以前の記事で何度か人間の欲求について書いてきましたが、私は自分の経験から、欲と言うものは歳を重ねるにつれて無くなって行くものなのだと思っていました。

 

食欲や性欲は肉体の成長とともに高まり、肉体の衰えと共に鎮まって行く。現に私の肉体の盛衰と欲とは相関しているようです。また、物欲や見栄のような、ある意味人間らしい欲求も歳と共に薄らいでいます。

 

そのような諸々の欲は、これまでの私の活力の拠り所であると同時に、ストレスの根源でもありました。若い時の私はその点、単純で、お腹が満たされることにより、あるいは妻と肌を重ねることにより、欲が満たされた気になりました。

 

欲が鎮まると言うことは、満たしたいと言う思いに束縛されなくなるので、悪いことではないような気もする反面、枯れて行ってしまう自分に対する淋しさもあります。

 

アラフィフからアラカンに差しかかった私は、これから何を原動力にして生きて行けばいいのかと考えることがあります。

 

欲求の質

四十代から五十代にかけての私は、肉体的な衰えと向き合い、生き方を見直そうとしていた時期でした。今、五十代から六十代に向かう私は、衰えと向き合うのではなく、あるがままに受け入れようとしています。

 

欲求が無くなってしまっても、それは決して悪いことではない、欲求とは別の何か大切なものがあるのかもしれない。それは何なのか。そんなことをつらつらと考えています。

 

その答えはまだ見つかっていません。ただ、最近、よく頭に浮かぶのは、自分や家族のための時間を大切にしたいと言う思いです。私の心が思っているなら、それは私の欲求でもあるのでしょう。
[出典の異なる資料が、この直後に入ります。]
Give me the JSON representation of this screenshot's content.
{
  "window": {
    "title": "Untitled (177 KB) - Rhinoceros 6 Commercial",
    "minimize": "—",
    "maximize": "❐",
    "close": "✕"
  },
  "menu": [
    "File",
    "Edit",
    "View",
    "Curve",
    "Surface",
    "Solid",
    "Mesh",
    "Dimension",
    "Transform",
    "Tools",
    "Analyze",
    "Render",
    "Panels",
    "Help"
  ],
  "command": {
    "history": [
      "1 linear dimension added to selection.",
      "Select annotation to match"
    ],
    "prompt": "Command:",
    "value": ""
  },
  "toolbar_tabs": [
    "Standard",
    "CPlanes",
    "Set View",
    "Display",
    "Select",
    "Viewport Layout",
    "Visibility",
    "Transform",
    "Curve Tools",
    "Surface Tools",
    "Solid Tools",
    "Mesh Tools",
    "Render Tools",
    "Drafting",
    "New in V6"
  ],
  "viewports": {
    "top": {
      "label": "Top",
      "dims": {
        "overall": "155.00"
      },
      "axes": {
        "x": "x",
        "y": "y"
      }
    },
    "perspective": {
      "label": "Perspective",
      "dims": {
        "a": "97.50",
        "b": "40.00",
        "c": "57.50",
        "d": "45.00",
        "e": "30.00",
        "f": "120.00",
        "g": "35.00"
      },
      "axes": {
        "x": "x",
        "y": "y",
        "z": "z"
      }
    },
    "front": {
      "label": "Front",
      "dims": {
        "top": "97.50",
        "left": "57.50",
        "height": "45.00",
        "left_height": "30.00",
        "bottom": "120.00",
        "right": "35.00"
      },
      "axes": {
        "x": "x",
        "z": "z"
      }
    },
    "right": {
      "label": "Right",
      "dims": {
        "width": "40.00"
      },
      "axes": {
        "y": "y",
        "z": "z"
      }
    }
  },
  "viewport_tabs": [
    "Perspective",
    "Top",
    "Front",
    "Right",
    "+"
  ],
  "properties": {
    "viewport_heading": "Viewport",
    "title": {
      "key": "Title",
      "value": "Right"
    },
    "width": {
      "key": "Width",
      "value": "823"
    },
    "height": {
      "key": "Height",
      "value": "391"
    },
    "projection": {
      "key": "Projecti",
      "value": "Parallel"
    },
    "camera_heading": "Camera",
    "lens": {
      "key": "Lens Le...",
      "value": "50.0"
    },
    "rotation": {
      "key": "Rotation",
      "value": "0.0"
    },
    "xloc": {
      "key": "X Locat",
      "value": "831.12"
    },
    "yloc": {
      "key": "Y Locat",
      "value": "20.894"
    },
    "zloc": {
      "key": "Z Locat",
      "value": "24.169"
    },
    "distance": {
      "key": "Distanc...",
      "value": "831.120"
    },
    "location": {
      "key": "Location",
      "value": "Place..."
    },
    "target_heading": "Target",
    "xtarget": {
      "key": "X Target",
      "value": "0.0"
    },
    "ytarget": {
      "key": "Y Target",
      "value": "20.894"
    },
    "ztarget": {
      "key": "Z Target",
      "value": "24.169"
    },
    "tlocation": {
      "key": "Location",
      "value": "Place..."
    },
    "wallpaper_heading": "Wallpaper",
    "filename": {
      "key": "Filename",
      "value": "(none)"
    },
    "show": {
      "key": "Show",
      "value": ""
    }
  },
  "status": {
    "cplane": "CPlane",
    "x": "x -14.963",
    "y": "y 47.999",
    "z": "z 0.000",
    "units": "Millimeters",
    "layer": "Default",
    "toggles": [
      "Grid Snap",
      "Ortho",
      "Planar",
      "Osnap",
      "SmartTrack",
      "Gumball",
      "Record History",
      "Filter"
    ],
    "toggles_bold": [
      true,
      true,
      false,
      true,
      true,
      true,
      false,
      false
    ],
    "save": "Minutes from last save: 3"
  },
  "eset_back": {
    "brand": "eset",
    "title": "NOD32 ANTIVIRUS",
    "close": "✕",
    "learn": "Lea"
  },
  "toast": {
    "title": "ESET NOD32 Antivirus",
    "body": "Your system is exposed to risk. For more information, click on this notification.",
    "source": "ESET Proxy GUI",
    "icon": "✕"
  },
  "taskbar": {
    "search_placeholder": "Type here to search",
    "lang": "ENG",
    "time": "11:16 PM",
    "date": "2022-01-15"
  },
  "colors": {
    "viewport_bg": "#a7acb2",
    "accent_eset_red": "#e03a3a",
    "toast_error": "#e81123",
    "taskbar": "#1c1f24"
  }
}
今まで、本能的な欲求が前面に立っていたために見えなかっただけで、それらが、潮が引くように去った後にようやく姿を現した精神的な欲求なのかもしれません。

 

自分の時間 - 自分に残された時間ではなく、今生きている、この時間と、大切な人に寄り添って支えたいと言う願い。それは、家族に対する愛情を持ち続けたいとの思いから来るものなのだと考えます。

 

そう考えると、私は、欲求が無くなってしまったように感じていただけで、欲求の質が変わったことに気がついていなかったとも言えます。